Ce qui n'est pas encore connu
Notre travail a révélé qu'il y a beaucoup de ces particules de nucléation de glace dans le dégel du pergélisol, ce qui est important car le pergélisol couvre 24% de la surface terrestre exposée dans l'hémisphère nord. La question est maintenant de savoir si ces particules pénètrent dans l'atmosphère ou non. Aucun autre chercheur à notre connaissance n'a examiné l'effet du pergélisol sur la formation des nuages, ou les mécanismes par lesquels les particules de nucléation de la glace provenant du pergélisol se dispersent dans l'air.
Alors que le pergélisol dégèle, des particules de nucléation de glace pénètrent dans les rivières, lacs et finalement l'océan. Crédit:National Park Service/C.Ciancibelli via Wikimedia Commons
Nous émettons l'hypothèse que les particules de nucléation de glace provenant du dégel du pergélisol pourraient pénétrer dans les lacs et les rivières, se dirigent vers les eaux côtières de l'océan Arctique et s'étendent sur de vastes zones. Puis, les vents pourraient éjecter ces particules de nucléation de glace dans l'air, où ils pourraient augmenter le gel des nuages et affecter le temps.

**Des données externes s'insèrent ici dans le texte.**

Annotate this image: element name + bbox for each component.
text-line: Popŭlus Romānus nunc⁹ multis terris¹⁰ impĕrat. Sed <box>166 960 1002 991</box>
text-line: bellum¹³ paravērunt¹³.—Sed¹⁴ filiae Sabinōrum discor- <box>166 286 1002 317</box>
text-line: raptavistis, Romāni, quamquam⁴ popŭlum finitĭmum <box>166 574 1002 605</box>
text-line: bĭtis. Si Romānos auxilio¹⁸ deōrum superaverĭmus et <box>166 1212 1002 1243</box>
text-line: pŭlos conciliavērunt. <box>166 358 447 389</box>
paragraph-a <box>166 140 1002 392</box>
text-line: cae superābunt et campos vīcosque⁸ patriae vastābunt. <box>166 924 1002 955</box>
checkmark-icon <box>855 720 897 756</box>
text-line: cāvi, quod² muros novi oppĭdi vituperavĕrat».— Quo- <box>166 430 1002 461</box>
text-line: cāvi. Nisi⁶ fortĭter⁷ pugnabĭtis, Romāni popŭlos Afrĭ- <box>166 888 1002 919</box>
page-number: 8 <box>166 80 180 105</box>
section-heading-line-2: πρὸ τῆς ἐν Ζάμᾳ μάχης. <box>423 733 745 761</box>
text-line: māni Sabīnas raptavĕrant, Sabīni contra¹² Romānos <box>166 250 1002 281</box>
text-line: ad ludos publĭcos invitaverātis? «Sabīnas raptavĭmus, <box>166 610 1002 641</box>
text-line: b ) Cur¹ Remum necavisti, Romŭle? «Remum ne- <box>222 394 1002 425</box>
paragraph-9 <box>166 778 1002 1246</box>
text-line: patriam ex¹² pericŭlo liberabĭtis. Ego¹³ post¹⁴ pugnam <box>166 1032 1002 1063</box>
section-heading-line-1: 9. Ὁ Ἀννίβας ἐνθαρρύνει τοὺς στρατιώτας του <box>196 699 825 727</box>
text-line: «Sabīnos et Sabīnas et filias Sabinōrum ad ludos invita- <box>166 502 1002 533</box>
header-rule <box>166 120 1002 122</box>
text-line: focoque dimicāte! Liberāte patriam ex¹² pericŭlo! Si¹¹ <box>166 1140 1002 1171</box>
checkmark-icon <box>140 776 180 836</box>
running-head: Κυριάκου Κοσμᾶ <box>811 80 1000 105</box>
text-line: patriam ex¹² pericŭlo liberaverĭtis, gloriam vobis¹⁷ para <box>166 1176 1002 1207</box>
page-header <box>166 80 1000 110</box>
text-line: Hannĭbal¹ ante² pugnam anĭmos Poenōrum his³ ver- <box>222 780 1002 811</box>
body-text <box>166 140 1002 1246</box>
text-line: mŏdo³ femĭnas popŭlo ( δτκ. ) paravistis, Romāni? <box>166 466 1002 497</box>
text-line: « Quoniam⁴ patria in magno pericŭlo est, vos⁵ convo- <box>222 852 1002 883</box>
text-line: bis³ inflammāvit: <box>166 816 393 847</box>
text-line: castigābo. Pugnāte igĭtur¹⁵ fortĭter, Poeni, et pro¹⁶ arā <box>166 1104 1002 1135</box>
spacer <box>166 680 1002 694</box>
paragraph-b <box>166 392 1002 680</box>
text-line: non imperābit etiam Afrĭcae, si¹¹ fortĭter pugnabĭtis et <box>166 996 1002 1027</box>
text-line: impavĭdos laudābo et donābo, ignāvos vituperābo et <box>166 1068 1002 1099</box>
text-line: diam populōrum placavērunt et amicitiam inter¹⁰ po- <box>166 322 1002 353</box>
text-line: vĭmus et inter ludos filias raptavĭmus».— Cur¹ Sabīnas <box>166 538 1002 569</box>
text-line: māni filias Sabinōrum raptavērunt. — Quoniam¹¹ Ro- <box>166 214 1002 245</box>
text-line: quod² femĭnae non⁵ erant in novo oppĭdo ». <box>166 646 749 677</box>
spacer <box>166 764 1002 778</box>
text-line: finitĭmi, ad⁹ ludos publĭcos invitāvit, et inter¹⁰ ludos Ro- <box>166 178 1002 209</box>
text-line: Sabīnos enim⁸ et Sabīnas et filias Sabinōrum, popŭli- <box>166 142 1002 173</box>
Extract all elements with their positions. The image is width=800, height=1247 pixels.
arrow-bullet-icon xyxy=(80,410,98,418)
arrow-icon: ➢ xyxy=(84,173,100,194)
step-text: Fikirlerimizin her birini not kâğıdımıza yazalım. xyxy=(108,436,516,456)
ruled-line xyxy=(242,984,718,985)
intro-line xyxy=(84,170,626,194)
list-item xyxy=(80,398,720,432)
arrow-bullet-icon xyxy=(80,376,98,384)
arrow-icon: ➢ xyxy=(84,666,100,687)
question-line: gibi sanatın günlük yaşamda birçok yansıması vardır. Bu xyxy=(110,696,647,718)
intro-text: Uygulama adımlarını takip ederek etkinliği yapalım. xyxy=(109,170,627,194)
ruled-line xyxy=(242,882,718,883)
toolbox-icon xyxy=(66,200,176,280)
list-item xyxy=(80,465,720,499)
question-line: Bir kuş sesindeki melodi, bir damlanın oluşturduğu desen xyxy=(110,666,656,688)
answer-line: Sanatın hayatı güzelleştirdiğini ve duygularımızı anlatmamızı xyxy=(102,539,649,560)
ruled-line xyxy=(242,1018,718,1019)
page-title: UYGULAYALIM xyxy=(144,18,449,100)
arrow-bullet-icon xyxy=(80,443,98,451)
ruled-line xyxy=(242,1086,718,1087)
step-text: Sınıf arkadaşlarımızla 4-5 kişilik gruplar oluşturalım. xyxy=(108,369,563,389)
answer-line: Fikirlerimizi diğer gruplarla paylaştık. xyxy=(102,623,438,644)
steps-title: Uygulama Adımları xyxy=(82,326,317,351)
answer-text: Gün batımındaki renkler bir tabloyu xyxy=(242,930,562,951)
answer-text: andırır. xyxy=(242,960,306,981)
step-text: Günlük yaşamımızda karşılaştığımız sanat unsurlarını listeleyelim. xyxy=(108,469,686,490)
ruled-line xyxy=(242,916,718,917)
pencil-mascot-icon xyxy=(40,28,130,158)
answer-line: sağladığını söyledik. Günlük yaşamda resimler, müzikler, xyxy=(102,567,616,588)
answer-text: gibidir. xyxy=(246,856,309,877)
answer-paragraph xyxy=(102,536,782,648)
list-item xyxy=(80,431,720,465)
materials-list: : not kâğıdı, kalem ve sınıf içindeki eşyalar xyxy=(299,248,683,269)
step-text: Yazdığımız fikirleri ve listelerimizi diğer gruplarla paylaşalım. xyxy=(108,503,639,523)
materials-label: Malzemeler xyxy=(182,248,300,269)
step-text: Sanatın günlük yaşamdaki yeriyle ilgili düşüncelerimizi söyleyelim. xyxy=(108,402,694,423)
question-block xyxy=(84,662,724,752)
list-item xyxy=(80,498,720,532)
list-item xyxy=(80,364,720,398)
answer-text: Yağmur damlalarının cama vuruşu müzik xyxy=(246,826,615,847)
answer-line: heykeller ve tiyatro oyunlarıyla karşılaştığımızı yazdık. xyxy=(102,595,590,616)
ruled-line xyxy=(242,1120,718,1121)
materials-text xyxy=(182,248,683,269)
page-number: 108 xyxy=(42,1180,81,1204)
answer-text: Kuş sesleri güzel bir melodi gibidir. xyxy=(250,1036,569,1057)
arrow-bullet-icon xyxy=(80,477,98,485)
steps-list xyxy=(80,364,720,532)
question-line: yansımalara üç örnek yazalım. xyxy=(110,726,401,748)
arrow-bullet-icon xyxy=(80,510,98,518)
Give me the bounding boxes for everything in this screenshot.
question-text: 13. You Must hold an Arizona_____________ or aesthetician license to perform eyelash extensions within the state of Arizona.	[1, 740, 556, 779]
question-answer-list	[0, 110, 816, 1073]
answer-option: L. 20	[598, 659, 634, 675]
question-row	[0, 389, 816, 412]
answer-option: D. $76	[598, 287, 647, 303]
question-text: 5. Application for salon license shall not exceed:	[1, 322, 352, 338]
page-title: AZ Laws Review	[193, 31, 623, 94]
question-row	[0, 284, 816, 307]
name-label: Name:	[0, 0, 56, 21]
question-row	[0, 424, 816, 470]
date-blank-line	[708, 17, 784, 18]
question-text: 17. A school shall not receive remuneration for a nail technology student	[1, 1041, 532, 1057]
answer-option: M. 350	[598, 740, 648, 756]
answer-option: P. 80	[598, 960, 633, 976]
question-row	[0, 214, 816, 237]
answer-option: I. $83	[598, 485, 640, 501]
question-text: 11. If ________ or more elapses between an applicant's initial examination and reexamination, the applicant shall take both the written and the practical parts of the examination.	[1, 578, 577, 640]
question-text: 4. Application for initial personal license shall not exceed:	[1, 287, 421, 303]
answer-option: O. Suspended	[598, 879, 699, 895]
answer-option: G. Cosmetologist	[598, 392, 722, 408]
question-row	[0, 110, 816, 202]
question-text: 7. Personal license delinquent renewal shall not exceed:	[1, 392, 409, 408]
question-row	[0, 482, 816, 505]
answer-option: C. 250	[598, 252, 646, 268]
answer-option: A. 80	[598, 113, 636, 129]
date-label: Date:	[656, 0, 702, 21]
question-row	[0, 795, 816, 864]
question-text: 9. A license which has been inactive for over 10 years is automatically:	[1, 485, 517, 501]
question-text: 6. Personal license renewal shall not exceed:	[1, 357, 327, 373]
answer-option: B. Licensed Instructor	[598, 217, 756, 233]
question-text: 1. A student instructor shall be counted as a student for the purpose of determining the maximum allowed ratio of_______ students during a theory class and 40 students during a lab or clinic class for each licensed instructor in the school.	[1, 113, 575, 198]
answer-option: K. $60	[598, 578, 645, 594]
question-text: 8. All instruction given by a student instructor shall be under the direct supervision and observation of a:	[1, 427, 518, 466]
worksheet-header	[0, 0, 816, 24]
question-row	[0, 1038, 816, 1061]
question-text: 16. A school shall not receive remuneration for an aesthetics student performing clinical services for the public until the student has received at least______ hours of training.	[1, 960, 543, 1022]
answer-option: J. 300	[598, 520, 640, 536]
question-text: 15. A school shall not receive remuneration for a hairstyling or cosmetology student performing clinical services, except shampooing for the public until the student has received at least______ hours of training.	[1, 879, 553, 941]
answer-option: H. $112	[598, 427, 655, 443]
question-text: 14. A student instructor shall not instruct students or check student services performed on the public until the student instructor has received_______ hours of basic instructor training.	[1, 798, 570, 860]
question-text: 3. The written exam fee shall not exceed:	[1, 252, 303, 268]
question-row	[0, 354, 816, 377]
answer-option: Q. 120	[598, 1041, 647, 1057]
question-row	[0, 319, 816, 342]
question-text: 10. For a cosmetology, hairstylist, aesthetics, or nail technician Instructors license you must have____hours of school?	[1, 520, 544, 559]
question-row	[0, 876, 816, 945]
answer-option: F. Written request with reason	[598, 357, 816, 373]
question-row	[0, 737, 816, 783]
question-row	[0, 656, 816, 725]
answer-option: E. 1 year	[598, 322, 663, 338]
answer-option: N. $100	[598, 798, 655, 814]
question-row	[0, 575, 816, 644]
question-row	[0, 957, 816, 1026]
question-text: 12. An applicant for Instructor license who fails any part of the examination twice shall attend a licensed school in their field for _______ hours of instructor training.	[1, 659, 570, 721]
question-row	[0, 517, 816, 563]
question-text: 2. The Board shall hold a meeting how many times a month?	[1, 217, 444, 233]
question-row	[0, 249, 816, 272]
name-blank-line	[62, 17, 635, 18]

Il y a encore beaucoup d'inconnues et beaucoup de travail à faire.
Et après
Cet été, nous faisons équipe avec des collègues du Cold Regions Research and Engineering Laboratory à Fairbanks et du National Center for Atmospheric Research à Boulder, Colorado, partir pour une expédition de six semaines dans la toundra arctique de l'Alaska. Nous allons collecter des centaines d'échantillons de pergélisol, l'eau du lac, l'eau de rivière, des échantillons d'eau et d'air des océans côtiers pour voir si des particules de nucléation de glace provenant du pergélisol sont présentes, et dans quels montants. Notre objectif est d'utiliser ces résultats dans des modèles pour prédire comment le dégel du pergélisol pourrait altérer les nuages de la région.
Cet article est republié à partir de The Conversation sous une licence Creative Commons. Lire l'article original.